The Association of Southeast Asian Nations (ASEAN) will be forced to reconsider a peace plan agreed with Myanmar if its military rulers execute more prisoners, Cambodian Prime Minister Hun Sen said on Wednesday.
The 10-nation bloc, which is hosting a big international gathering this week, has pushed the Myanmar junta to follow a peace “consensus” agreed last year and has condemned its recent execution of four activists linked to a resistance movement, its first executions in decades.
“If more prisoners are executed, we will be forced to rethink…our role vis a vis ASEAN’s five-point consensus,” Hun Sen, the chair of ASEAN, said in opening the meeting of its foreign ministers.
He said ASEAN’s unity had been challenged by the Myanmar crisis, and while the peace plan had “not advanced to everyone’s wishes” there had been some progress on providing humanitarian aid.
But Hun Sen said the situation had changed dramatically and was even worse than before the peace agreement, due to the junta’s execution of the activists, which he said ASEAN states “are deeply disappointed and disturbed” by.
A senior State Department official on Wednesday said the United States was “looking what can be done to both sustain and increase the pressure” on the Myanmar generals.
U.S. Secretary of State Antony Blinken is among 27 foreign ministers set to join the ASEAN Regional Forum security meeting in Cambodia on Friday, which will also include counterparts from China, Russia, Japan, Britain and Australia.
The Myanmar junta last week defended the executions as “justice for the people”, brushing off a deluge of international condemnation.
Those activists had aided “terror acts”, it said, referring to attacks by militias fighting military rule and seeking to avenge a deadly crackdown on protests.
Myanmar is not represented at this week’s ASEAN meetings after its military declined a proposal to send a non-junta representative.
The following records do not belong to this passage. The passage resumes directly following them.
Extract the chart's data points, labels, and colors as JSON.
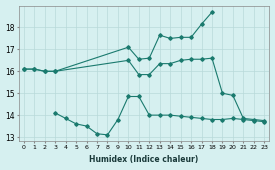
{
  "xlabel": "Humidex (Indice chaleur)",
  "bg_color": "#d6f0f0",
  "line_color": "#1a7a6e",
  "grid_color": "#b8dada",
  "xlim": [
    -0.5,
    23.5
  ],
  "ylim": [
    12.8,
    19.0
  ],
  "yticks": [
    13,
    14,
    15,
    16,
    17,
    18
  ],
  "xticks": [
    0,
    1,
    2,
    3,
    4,
    5,
    6,
    7,
    8,
    9,
    10,
    11,
    12,
    13,
    14,
    15,
    16,
    17,
    18,
    19,
    20,
    21,
    22,
    23
  ],
  "line1_x": [
    0,
    1,
    2,
    3,
    10,
    11,
    12,
    13,
    14,
    15,
    16,
    17,
    18
  ],
  "line1_y": [
    16.1,
    16.1,
    16.0,
    16.0,
    17.1,
    16.55,
    16.6,
    17.65,
    17.5,
    17.55,
    17.55,
    18.15,
    18.7
  ],
  "line2_x": [
    0,
    1,
    2,
    3,
    10,
    11,
    12,
    13,
    14,
    15,
    16,
    17,
    18,
    19,
    20,
    21,
    22,
    23
  ],
  "line2_y": [
    16.1,
    16.1,
    16.0,
    16.0,
    16.5,
    15.85,
    15.85,
    16.35,
    16.35,
    16.5,
    16.55,
    16.55,
    16.6,
    15.0,
    14.9,
    13.85,
    13.8,
    13.75
  ],
  "line3_x": [
    3,
    4,
    5,
    6,
    7,
    8,
    9,
    10,
    11,
    12,
    13,
    14,
    15,
    16,
    17,
    18,
    19,
    20,
    21,
    22,
    23
  ],
  "line3_y": [
    14.1,
    13.85,
    13.6,
    13.5,
    13.15,
    13.1,
    13.8,
    14.85,
    14.85,
    14.0,
    14.0,
    14.0,
    13.95,
    13.9,
    13.85,
    13.8,
    13.8,
    13.85,
    13.8,
    13.75,
    13.7
  ],
  "marker": "D",
  "marker_size": 1.8,
  "linewidth": 0.8
}
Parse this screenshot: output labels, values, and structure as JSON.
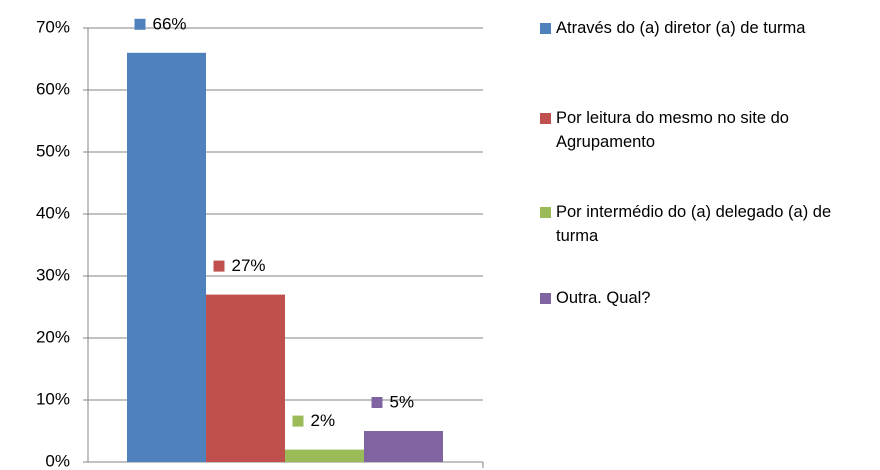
{
  "chart_data": {
    "type": "bar",
    "categories": [
      null
    ],
    "series": [
      {
        "name": "Através do (a) diretor (a) de turma",
        "color": "#4f81bd",
        "values": [
          66
        ],
        "value_labels": [
          "66%"
        ]
      },
      {
        "name": "Por leitura do mesmo no site do Agrupamento",
        "color": "#c0504d",
        "values": [
          27
        ],
        "value_labels": [
          "27%"
        ]
      },
      {
        "name": "Por intermédio do (a) delegado (a) de turma",
        "color": "#9bbb59",
        "values": [
          2
        ],
        "value_labels": [
          "2%"
        ]
      },
      {
        "name": "Outra. Qual?",
        "color": "#8064a2",
        "values": [
          5
        ],
        "value_labels": [
          "5%"
        ]
      }
    ],
    "ylim": [
      0,
      70
    ],
    "yticks": [
      {
        "value": 0,
        "label": "0%"
      },
      {
        "value": 10,
        "label": "10%"
      },
      {
        "value": 20,
        "label": "20%"
      },
      {
        "value": 30,
        "label": "30%"
      },
      {
        "value": 40,
        "label": "40%"
      },
      {
        "value": 50,
        "label": "50%"
      },
      {
        "value": 60,
        "label": "60%"
      },
      {
        "value": 70,
        "label": "70%"
      }
    ],
    "grid": true,
    "legend": "right"
  }
}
ASEAN has barred the generals until progress in the peace plan is demonstrated.
Some members of ASEAN, which has a tradition of non-interference in each other’s internal affairs, have been increasingly strident in their criticism of Myanmar.
Singapore’s foreign ministry said Myanmar had “disrespected” the peace effort, adding “without any progress on this front, further engagement with the Myanmar military authorities would be of limited value.”
Malaysian Foreign Minister Saifuddin Abdullah said the junta has been frustrating everyone in ASEAN and making a mockery of the peace agreement, which should be inclusive of its opponents.
“We regret the fact that the junta has not been cooperative,” he added.
Greg Poling, director of Southeast Asia Studies at the Washington-Center for Strategic and International Studies said the bloc was furious over the executions and “will be looking to prove that ASEAN isn’t completely neutered.”
Still, an Asian diplomat, who declined to be identified, questioned what new measures ASEAN would be prepared to take.
“The five-point consensus was useful because Myanmar had agreed to it … can you do anything without Myanmar there? Honestly, I don’t know,” said the diplomat.
ASEAN ministers voiced concern also over developments in Taiwan following the visit by U.S. house speaker, Nancy Pelosi.
“We hope that all sides will try their best to de-escalate tensions and avoid actions that may contribute to the escalation of tensions,” said Kung Phoak, Secretary of State of Cambodia’s foreign ministry.
In a separate statement, Myanmar’s foreign ministry took aim at Washington, a staunch critic of the junta, and said Pelosi’s visit was causing an escalation of regional tensions.
“Myanmar opposes any provocative actions causing instabilities in the region and attempts that aim to interfere in internal affairs of other states,” it said.